Arrivée cet été, la nouvelle latérale gauche montpelliéraine possède un parcours atypique où le football s'est toujours mêlé aux études et à une implacable soif d'apprendre. Rencontre avant de recevoir Lyon ce samedi (21h à Grammont, sans public)

Son aisance en français ferait croire à des accointances avec la langue de Molière, bien antérieures à sa venue à Montpellier en juillet dernier. Pourtant il n'en est rien. Si elle s'exprime aussi bien dans notre langue, même si elle reconnaît « faire encore beaucoup de fautes » (on aimerait au passage pouvoir dire qu'on en fait aussi peu en allemand), c'est avant tout parce que Leonie Pankratz est une femme de lettres et d'études aussi. C'est d'ailleurs cette double passion qui a parfois guidé ses choix footballistiques. En plus d'être quasiment tout le temps alignée sur le flanc gauche de la défense montpelliéraine, elle est aussi titulaire d’un master en économie et d’un Bachelor en traduction espagnol – portugais – allemand. La preuve d'une double vie bien menée. « J'ai toujours voulu faire des études en même temps que le foot car, après ta carrière sportive, tu as forcément une autre vie à mener et il faut s’y préparer », explique-t-elle.

 J'ai toujours voulu faire des études en même temps que le foot

Pour comprendre cette philosophie, il faut se pencher sur ses origines.
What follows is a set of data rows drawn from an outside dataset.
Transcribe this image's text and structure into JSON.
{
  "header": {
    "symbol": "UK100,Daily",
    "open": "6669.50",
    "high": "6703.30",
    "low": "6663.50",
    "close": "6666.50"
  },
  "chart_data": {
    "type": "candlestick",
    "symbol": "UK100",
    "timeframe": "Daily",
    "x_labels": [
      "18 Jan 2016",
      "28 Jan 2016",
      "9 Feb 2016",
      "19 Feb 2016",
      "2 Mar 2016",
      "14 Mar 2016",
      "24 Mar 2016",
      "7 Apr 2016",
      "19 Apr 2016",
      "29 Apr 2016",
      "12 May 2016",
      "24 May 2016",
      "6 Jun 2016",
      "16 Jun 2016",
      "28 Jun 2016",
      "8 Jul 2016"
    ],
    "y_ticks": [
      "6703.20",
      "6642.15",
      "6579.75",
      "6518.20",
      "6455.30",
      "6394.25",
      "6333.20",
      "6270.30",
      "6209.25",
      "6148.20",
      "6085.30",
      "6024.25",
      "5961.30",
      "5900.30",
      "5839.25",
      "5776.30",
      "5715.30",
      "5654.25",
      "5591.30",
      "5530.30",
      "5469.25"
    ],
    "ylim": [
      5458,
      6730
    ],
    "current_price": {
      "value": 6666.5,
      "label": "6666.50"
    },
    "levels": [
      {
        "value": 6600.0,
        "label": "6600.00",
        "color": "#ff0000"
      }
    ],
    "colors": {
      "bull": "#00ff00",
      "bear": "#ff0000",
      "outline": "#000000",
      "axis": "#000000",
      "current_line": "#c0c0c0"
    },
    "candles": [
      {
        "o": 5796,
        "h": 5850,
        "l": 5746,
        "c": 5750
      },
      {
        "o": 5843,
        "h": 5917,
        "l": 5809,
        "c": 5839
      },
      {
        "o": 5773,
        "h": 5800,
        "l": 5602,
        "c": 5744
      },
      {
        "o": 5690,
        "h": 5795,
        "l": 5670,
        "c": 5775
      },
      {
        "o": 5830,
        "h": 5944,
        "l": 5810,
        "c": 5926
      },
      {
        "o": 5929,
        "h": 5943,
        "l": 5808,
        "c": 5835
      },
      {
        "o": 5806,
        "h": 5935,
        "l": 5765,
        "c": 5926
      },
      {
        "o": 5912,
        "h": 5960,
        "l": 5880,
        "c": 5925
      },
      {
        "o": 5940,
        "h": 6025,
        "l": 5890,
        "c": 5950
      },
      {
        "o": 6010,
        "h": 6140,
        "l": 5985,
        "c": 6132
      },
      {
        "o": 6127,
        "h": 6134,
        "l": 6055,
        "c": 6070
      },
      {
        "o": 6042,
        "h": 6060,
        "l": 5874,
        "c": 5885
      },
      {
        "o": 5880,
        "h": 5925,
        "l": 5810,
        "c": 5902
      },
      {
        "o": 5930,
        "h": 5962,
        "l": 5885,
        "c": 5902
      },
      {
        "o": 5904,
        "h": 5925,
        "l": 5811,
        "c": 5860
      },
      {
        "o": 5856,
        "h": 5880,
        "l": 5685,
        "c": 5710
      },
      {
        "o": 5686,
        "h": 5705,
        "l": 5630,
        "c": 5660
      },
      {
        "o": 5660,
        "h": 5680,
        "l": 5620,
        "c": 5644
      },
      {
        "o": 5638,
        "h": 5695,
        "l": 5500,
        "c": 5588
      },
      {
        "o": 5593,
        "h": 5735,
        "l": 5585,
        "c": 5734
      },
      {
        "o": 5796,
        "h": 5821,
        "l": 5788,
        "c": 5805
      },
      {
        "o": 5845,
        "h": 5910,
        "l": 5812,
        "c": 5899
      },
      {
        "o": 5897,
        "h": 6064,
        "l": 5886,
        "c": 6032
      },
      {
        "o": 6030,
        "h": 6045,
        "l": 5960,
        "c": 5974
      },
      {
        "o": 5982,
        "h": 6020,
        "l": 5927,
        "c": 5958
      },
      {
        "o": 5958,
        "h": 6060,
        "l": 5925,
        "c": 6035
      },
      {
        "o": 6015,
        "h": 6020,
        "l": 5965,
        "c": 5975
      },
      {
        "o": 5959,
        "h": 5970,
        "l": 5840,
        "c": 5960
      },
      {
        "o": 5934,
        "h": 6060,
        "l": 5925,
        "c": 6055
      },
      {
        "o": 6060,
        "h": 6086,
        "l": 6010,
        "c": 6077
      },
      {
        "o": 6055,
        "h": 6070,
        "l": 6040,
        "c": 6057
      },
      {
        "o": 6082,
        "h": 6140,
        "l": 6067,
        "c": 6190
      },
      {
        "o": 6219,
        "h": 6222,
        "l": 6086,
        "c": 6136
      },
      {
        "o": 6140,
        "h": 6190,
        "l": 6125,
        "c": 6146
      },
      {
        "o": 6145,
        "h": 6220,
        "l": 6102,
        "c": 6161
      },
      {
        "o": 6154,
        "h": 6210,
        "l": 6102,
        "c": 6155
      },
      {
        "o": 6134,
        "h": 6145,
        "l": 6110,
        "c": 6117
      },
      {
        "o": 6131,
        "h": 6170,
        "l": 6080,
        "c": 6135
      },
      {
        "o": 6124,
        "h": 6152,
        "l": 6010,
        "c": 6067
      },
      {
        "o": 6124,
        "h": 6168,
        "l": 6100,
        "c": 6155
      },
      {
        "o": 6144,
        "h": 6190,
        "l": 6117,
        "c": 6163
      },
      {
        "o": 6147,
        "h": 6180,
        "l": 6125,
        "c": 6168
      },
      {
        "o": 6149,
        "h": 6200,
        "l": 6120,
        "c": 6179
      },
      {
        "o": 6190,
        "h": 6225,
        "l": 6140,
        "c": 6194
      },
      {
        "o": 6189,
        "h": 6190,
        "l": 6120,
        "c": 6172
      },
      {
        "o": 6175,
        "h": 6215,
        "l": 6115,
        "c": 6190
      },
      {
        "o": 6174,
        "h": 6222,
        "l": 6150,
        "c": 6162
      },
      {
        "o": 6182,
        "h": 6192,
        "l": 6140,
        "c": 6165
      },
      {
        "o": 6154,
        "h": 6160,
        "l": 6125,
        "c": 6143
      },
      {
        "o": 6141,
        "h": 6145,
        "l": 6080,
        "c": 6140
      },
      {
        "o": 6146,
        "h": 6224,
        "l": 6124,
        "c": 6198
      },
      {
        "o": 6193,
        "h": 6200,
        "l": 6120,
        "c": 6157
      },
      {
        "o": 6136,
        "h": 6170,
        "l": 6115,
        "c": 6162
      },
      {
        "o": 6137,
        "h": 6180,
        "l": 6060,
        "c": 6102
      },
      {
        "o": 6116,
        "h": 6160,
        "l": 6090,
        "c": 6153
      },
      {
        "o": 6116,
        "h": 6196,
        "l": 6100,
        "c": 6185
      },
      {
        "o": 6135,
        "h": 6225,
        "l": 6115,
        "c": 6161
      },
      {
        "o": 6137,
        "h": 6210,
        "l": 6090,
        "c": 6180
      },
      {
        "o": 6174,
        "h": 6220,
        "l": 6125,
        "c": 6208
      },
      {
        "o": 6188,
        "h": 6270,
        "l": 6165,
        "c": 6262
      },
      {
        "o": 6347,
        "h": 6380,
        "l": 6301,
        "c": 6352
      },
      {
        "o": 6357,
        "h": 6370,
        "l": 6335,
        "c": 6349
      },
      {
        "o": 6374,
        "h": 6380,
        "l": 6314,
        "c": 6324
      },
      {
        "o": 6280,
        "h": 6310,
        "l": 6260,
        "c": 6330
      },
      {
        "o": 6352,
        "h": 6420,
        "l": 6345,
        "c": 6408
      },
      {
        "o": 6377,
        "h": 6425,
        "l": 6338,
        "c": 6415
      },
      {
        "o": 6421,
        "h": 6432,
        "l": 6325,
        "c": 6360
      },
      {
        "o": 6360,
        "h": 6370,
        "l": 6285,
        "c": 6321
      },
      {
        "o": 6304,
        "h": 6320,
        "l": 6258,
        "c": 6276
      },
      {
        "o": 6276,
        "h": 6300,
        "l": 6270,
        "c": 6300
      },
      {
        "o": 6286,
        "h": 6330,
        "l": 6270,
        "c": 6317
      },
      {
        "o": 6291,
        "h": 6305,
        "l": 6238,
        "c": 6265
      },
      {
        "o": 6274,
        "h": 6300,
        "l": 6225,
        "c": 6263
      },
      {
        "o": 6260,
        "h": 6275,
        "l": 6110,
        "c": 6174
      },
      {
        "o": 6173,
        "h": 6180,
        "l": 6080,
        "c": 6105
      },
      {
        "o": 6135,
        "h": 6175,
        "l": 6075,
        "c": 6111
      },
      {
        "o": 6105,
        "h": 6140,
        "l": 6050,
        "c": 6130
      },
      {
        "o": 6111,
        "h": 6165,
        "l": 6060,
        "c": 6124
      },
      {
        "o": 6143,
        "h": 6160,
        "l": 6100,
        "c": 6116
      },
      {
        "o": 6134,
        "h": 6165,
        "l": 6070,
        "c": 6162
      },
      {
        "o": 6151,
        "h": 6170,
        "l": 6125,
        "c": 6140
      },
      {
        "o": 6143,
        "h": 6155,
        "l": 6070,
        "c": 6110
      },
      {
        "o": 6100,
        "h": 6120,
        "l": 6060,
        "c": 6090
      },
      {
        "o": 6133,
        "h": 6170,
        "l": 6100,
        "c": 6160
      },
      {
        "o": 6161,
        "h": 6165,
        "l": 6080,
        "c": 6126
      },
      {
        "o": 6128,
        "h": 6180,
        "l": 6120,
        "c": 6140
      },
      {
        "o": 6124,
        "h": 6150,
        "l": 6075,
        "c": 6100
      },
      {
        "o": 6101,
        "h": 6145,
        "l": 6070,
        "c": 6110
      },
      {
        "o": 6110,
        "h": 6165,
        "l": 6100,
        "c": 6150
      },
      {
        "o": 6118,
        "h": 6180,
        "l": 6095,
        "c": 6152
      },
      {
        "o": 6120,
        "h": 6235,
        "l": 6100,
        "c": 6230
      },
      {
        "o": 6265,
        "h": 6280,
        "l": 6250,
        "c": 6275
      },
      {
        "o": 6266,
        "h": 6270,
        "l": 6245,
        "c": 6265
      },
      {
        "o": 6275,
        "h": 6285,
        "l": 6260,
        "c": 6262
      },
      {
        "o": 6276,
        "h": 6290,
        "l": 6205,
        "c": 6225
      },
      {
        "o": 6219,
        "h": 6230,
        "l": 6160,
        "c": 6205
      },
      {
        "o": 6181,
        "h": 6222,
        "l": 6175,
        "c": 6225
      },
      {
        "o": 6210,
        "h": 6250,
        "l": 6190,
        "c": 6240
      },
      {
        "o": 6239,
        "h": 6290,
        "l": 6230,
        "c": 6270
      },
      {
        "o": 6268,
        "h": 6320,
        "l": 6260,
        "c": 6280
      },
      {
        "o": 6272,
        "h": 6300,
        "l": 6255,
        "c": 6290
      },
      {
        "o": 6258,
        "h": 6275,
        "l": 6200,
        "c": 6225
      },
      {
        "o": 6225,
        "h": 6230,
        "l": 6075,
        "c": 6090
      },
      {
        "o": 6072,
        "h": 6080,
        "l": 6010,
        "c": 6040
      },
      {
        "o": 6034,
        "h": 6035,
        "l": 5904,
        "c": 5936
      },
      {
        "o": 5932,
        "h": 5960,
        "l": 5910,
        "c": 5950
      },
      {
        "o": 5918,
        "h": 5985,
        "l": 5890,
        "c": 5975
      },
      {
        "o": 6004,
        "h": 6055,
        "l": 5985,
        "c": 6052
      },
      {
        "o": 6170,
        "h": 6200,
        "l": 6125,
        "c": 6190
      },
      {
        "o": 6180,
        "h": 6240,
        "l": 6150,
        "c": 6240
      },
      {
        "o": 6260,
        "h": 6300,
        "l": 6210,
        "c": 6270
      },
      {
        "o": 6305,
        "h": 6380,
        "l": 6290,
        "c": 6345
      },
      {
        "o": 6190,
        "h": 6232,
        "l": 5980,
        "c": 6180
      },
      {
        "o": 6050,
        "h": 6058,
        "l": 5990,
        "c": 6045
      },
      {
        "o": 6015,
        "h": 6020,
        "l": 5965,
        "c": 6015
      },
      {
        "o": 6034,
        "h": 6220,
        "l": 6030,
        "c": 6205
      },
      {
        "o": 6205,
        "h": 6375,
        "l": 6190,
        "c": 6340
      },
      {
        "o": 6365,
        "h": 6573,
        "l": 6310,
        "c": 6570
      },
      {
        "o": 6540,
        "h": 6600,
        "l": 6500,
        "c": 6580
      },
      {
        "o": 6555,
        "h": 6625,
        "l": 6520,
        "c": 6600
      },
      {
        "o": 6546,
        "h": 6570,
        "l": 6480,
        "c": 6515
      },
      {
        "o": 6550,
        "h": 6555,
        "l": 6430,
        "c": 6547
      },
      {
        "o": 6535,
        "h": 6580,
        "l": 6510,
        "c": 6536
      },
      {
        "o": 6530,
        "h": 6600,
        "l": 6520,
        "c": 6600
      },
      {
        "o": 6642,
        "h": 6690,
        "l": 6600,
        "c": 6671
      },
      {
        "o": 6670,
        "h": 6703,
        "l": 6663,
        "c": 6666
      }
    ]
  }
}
Née à Giessen, à 60 km de Francfort, Leonie a grandi auprès d'un père impresario en littérature et d'une mère professeur. Son frère, de quatre ans son aîné, est médecin dans un hôpital à Ulm, au sud du pays. Chez les Pankratz, les études ont quelque chose de sacré. Et si c'est aux côtés de son frère qu'elle a tapé ses premiers ballons dans le jardin familial avant d'effectuer une grande partie de sa formation au sein du prestigieux club de Francfort, ce besoin de s'enrichir intellectuellement et de découvrir du monde s’est vite mêlé à sa passion pour le ballon rond. « Après avoir terminé le lycée, je voulais vivre une expérience à l'étranger et comme j'aimais beaucoup l'espagnol, je suis parti à Levante, raconte-t-elle. C'était à la fois très bien et très dur. Je n'avais que 19 ans, j'étais loin de ma famille mais c'était mon choix. Je voulais vraiment voir autre chose. En plus, je n'ai pas beaucoup joué, donc, moralement, ce n’était pas simple, mais j'ai beaucoup appris. » Son attachement à la péninsule ibérique s'est d'ailleurs prolongé ensuite hors du terrain puisqu'elle a épousé l'an passé un préparateur physique espagnol rencontré à Ulm et qui partage sa vie depuis 8 ans.

Le MHSC est un club très professionnel, où tout est très bien organisé

Entre-temps, Leonie Pankratz est devenue une ‘’taulière’’ d’Hoffenheim ; un club très particulier en Allemagne puisqu'il est un des rares à être soutenu par un riche homme d'affaires, Dietmar Hopp, qui a fait fortune avec son entreprise, SAP, spécialisée dans les logiciels informatiques. « Il a investi beaucoup d'argent dans cette région, dont il est originaire, que ce soit pour le sport mais aussi pour les enfants et dans beaucoup d’autres domaines. » En tout, Leonie est restée 10 ans à Hoffenheim dont elle était la capitaine et avec lequel elle a connu la D2 puis la Bundesliga. Une très longue aventure entrecoupée de deux autres expériences : « J'ai joué six mois au Portugal, à Boavista (en 2013).  À l'époque, j'étudiais l'espagnol et le portugais, je faisais beaucoup de traduction et c'était obligatoire dans mon cursus de faire une période à l'étranger, raconte-t-elle. Trois ans plus tard, je suis allée en Islande. À l'époque, j'étais à la recherche d'une nouvelle expérience et, pendant la trêve estivale en Allemagne, j'ai eu l'opportunité d'aller à l’ IB Vestmannaeyja. C'était une superbe aventure dans un pays magnifique. »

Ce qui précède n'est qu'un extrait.